Here are the first few stanzas to mesmerize and delight you; you can catch the rest in the book!
Breath-Sound While Meditating (excerpt)
The sea retracts its breath-sound,
gathering into itself the voice resisting.
Inhalation’s held within each Om.
Mist piles up as clouds. Zeus wheezes.
Gathering into itself, the voice, resisting
sea’s mouth, swallows noise. Undulating Oms
in the mist pile up in clouds. Zeus wheezes,
his cry an alarm and joyous and thin.
Sea’s mouth swallows noise. Undulating Oms,
lungs sound their hunger for air. In exhalation
his cry — an alarm and joyous and thin.
The becoming full in the letting go. It rains.
—Maureen E. Doallas
Tania Runyan (TR): Tell me a little about the origin story of “Breath-Sound While Meditating” and your decision to write it as a pantoum:
Maureen E. Doallas (MED): As I recall, Tweetspeak Poetry had made the pantoum a theme-of-the-month offering, and I decided to try the form again, not having used it since college. At the same time, I was practicing meditation (my practice is a bit more fitful now), and so began thinking about breathing control and breath sounds and then how the sea ebbs and flows, comes in and goes out, just as our lungs.

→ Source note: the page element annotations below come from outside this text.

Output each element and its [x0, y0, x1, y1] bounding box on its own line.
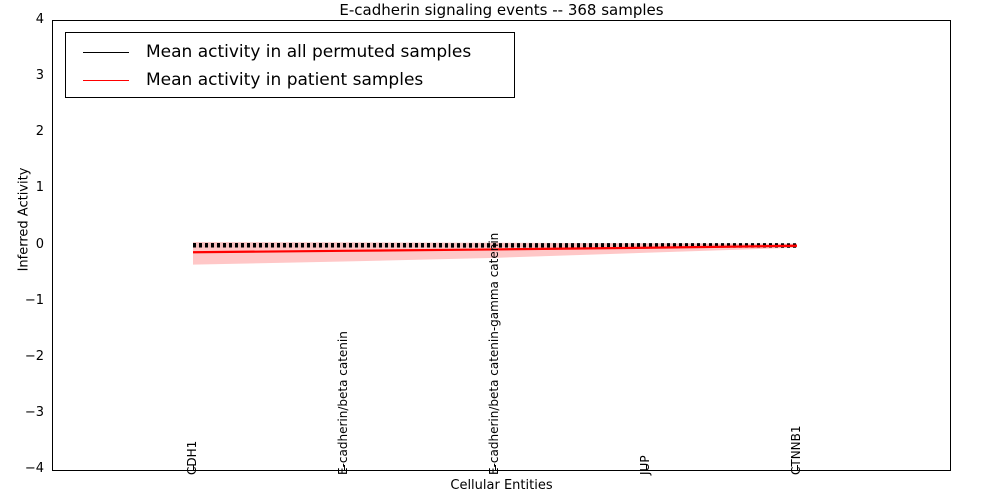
chart-legend: Mean activity in all permuted samples Mea…: [65, 32, 515, 98]
legend-line-icon: [78, 51, 134, 53]
y-axis-tick-label: 4: [35, 12, 44, 27]
x-axis-tick-mark: [344, 465, 345, 471]
y-axis-tick-label: −2: [24, 348, 44, 364]
x-axis-tick-label: JUP: [638, 455, 652, 475]
x-axis-label: Cellular Entities: [450, 478, 553, 493]
x-axis-tick-label: CDH1: [185, 440, 199, 475]
x-axis-tick-mark: [646, 465, 647, 471]
y-axis-tick-label: 2: [35, 124, 44, 140]
y-axis-tick-label: 3: [35, 68, 44, 84]
y-axis-tick-label: −1: [24, 292, 44, 308]
x-axis-tick-label: E-cadherin/beta catenin: [336, 331, 350, 475]
page-title: E-cadherin signaling events -- 368 sampl…: [339, 1, 664, 19]
legend-item-label: Mean activity in all permuted samples: [146, 42, 472, 62]
y-axis-label: Inferred Activity: [16, 167, 32, 272]
y-axis-tick-label: −4: [24, 461, 44, 476]
x-axis-tick-label: E-cadherin/beta catenin-gamma catenin: [487, 232, 501, 475]
x-axis-tick-mark: [495, 465, 496, 471]
x-axis-tick-mark: [797, 465, 798, 471]
legend-item[interactable]: Mean activity in all permuted samples: [66, 38, 514, 66]
legend-item[interactable]: Mean activity in patient samples: [66, 66, 514, 94]
data-line: [192, 244, 798, 254]
legend-line-icon: [78, 79, 134, 81]
y-axis-tick-label: −3: [24, 404, 44, 420]
y-axis-tick-label: 0: [35, 236, 44, 252]
x-axis-tick-mark: [193, 465, 194, 471]
legend-item-label: Mean activity in patient samples: [146, 70, 424, 90]
plot-canvas: [192, 242, 798, 265]
y-axis-tick-label: 1: [35, 180, 44, 196]
x-axis-tick-label: CTNNB1: [789, 425, 803, 475]
y-axis-tick-labels: 4 3 2 1 0 −1 −2 −3 −4: [0, 0, 44, 500]
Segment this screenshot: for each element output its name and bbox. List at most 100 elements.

The movement of waves has a visual aspect as well as an aural aspect that I like, and so I decided on the “breathing” of the sea as my poem’s subject. Once I had my first line, I was off and running with this sense of the sea as alive and breathing, moving forward but also always going back, mimicking the steps in meditation. Everything worked surprisingly well, and I was happy with the result. I have to admit that most of the time when I write, I just write, or start with a line that has come to me; I don’t always have a subject until that first line. I very rarely “think out” the full scope of a poem, as I did with this pantoum, and many times, inexplicably, my poems write themselves. In fact, the poems I don’t “plan” seem to be my best.

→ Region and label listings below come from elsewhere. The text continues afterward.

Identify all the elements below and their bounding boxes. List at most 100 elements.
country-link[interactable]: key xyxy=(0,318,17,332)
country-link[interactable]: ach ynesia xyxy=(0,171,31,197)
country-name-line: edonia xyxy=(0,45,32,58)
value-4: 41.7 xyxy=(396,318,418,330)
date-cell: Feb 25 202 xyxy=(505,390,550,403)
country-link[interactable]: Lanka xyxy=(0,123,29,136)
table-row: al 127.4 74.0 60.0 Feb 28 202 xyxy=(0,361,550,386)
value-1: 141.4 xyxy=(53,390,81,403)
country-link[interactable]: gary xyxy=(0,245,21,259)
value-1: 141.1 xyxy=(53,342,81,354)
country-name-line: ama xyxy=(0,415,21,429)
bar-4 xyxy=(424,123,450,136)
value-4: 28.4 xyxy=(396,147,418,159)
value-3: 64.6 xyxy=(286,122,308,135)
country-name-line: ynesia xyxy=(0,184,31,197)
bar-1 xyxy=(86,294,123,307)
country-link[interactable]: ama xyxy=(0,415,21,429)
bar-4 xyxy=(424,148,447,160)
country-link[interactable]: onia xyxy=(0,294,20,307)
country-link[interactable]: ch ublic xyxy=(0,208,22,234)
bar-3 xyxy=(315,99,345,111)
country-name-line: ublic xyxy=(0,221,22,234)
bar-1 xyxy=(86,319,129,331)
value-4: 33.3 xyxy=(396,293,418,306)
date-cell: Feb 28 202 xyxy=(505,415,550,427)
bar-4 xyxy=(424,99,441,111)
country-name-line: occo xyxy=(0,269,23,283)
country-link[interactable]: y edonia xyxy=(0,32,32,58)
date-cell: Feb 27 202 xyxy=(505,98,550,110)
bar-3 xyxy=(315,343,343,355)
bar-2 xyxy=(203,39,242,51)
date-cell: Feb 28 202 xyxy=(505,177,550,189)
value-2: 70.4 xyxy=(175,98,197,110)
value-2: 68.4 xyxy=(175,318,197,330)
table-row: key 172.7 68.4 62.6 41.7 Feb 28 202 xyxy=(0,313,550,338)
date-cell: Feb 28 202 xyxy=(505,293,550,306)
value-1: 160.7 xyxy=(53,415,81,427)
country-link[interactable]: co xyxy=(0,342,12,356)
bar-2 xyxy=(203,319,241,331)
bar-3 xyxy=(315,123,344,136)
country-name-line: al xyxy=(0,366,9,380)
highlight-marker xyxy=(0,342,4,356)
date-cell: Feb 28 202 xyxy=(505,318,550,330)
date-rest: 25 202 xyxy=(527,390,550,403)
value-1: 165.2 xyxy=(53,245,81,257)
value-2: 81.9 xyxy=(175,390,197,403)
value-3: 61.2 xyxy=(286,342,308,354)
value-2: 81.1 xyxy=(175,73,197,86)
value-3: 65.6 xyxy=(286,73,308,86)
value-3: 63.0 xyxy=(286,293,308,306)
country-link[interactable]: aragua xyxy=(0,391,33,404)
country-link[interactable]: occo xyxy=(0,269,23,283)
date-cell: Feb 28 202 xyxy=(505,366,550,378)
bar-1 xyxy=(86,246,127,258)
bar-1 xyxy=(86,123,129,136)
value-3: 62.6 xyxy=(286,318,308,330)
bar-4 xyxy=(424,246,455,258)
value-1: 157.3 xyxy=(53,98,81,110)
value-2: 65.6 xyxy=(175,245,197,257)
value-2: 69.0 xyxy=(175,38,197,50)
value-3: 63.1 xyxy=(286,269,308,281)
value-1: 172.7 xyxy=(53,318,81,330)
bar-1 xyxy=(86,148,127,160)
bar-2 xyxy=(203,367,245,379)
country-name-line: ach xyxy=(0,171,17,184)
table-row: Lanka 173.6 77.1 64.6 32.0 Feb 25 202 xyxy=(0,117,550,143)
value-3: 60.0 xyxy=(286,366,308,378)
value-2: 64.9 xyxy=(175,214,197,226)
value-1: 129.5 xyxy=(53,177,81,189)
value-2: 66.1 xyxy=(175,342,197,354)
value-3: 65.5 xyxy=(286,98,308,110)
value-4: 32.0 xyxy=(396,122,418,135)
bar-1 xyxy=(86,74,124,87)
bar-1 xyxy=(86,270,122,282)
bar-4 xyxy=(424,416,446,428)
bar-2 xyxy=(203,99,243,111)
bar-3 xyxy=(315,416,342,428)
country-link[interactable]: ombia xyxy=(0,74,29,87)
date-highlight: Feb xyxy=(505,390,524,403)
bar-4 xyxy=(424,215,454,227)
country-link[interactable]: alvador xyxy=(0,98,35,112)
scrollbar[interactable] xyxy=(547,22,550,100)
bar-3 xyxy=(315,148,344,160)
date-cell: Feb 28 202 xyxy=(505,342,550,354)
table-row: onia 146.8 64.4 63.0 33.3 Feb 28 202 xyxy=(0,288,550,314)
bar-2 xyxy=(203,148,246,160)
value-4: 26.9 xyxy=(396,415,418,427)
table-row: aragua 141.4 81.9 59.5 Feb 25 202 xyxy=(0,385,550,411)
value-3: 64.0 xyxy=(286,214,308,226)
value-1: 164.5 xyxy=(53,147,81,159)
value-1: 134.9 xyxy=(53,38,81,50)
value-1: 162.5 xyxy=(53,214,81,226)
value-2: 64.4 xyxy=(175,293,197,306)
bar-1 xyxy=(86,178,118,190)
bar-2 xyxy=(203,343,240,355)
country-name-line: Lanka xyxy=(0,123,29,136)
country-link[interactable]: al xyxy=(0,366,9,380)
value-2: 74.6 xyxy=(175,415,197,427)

I fell in love with this form after trying it again, and ended up writing at least a half-dozen pantoums over that theme month.
TR: What do you hope poets can learn from a book like How to Write a Form Poem?

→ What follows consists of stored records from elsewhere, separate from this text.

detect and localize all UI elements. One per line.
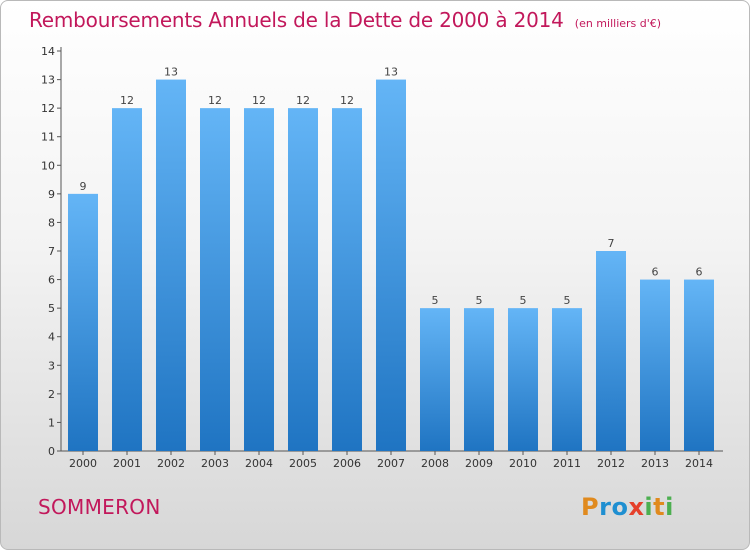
bar <box>596 251 626 451</box>
x-tick-label: 2013 <box>641 457 669 470</box>
x-tick-label: 2001 <box>113 457 141 470</box>
y-tick-label: 14 <box>41 45 55 58</box>
bar <box>640 279 670 451</box>
logo-letter: o <box>611 493 629 521</box>
bar-value-label: 5 <box>432 294 439 307</box>
y-tick-label: 3 <box>48 359 55 372</box>
bar-value-label: 13 <box>384 66 398 79</box>
bar-value-label: 5 <box>564 294 571 307</box>
bar-value-label: 12 <box>340 94 354 107</box>
bar <box>68 193 98 451</box>
bar-value-label: 12 <box>208 94 222 107</box>
bar <box>508 308 538 451</box>
bar-value-label: 12 <box>252 94 266 107</box>
logo-letter: t <box>653 493 666 521</box>
y-tick-label: 1 <box>48 416 55 429</box>
bar-value-label: 5 <box>520 294 527 307</box>
logo-letter: i <box>644 493 654 521</box>
x-tick-label: 2010 <box>509 457 537 470</box>
chart-title: Remboursements Annuels de la Dette de 20… <box>29 8 564 32</box>
y-tick-label: 6 <box>48 274 55 287</box>
y-tick-label: 5 <box>48 302 55 315</box>
logo-letter: P <box>581 493 600 521</box>
bar-value-label: 9 <box>80 180 87 193</box>
bar-value-label: 7 <box>608 237 615 250</box>
proxiti-logo: Proxiti <box>581 493 674 521</box>
y-tick-label: 4 <box>48 331 55 344</box>
bar-value-label: 6 <box>652 266 659 279</box>
bar <box>244 108 274 452</box>
x-tick-label: 2008 <box>421 457 449 470</box>
x-tick-label: 2000 <box>69 457 97 470</box>
bars <box>68 79 714 452</box>
x-tick-label: 2005 <box>289 457 317 470</box>
bar-value-label: 6 <box>696 266 703 279</box>
title-row: Remboursements Annuels de la Dette de 20… <box>29 8 661 32</box>
bar <box>552 308 582 451</box>
x-tick-label: 2011 <box>553 457 581 470</box>
x-tick-label: 2003 <box>201 457 229 470</box>
y-tick-label: 12 <box>41 102 55 115</box>
x-tick-label: 2002 <box>157 457 185 470</box>
x-tick-label: 2006 <box>333 457 361 470</box>
bar <box>420 308 450 451</box>
bar <box>288 108 318 452</box>
bar <box>112 108 142 452</box>
y-tick-label: 8 <box>48 216 55 229</box>
logo-letter: i <box>665 493 674 521</box>
bar <box>464 308 494 451</box>
logo-letter: x <box>628 493 645 521</box>
value-labels: 9 12 13 12 12 12 12 13 5 5 5 5 7 6 6 <box>80 66 703 308</box>
x-tick-label: 2012 <box>597 457 625 470</box>
x-tick-label: 2014 <box>685 457 713 470</box>
bar-value-label: 12 <box>296 94 310 107</box>
bar-value-label: 5 <box>476 294 483 307</box>
y-tick-label: 13 <box>41 74 55 87</box>
x-tick-label: 2009 <box>465 457 493 470</box>
chart-units: (en milliers d'€) <box>574 17 662 30</box>
y-tick-label: 9 <box>48 188 55 201</box>
y-tick-label: 11 <box>41 131 55 144</box>
bar <box>684 279 714 451</box>
y-tick-label: 7 <box>48 245 55 258</box>
logo-letter: r <box>599 493 612 521</box>
x-tick-label: 2004 <box>245 457 273 470</box>
commune-name: SOMMERON <box>38 495 161 519</box>
bar-value-label: 13 <box>164 66 178 79</box>
bar <box>376 79 406 452</box>
y-tick-label: 0 <box>48 445 55 458</box>
x-tick-label: 2007 <box>377 457 405 470</box>
y-tick-label: 10 <box>41 159 55 172</box>
bar <box>156 79 186 452</box>
bar <box>332 108 362 452</box>
bar <box>200 108 230 452</box>
bar-value-label: 12 <box>120 94 134 107</box>
y-tick-label: 2 <box>48 388 55 401</box>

MED: One of the things I think we all eventually learn is that it is only after you master the rules of an art that you can justify breaking them. That’s freeing. Writing according to form helps make us better poetry writers. It teaches us discipline with its requirements; shows us new ways to create poems with the qualities of image, sound, and other essential elements that give our listeners and readers delight; and enlarges our understanding of other cultures’ “tools of the trade.” By their examples, form poems help us think about how to think about poetry and its uses. They also, I believe, give us opportunities to experiment with what we write about and how we write it.
The better we understand the latter, the more fun we can have writing poetry.
About Maureen E. Doallas
Maureen E. Doallas has published poems in Poets Reading the News, Rattle Poets Respond, Every Day Poems, Broadsided Press, Silver Birch Press, Escape Into Life, The Found Poetry Review, and other online and print periodicals. Her work has been anthologized most recently in The Dreamers Anthology, A Constellation of Kisses, Is It Hot In Here, Or Is It Just Me?, and Alice in Wonderland Anthology. Her debut poetry collection is Neruda’s Memoirs. Doallas is the editor of the Artist Watch column for the international online arts magazine Escape Into Life.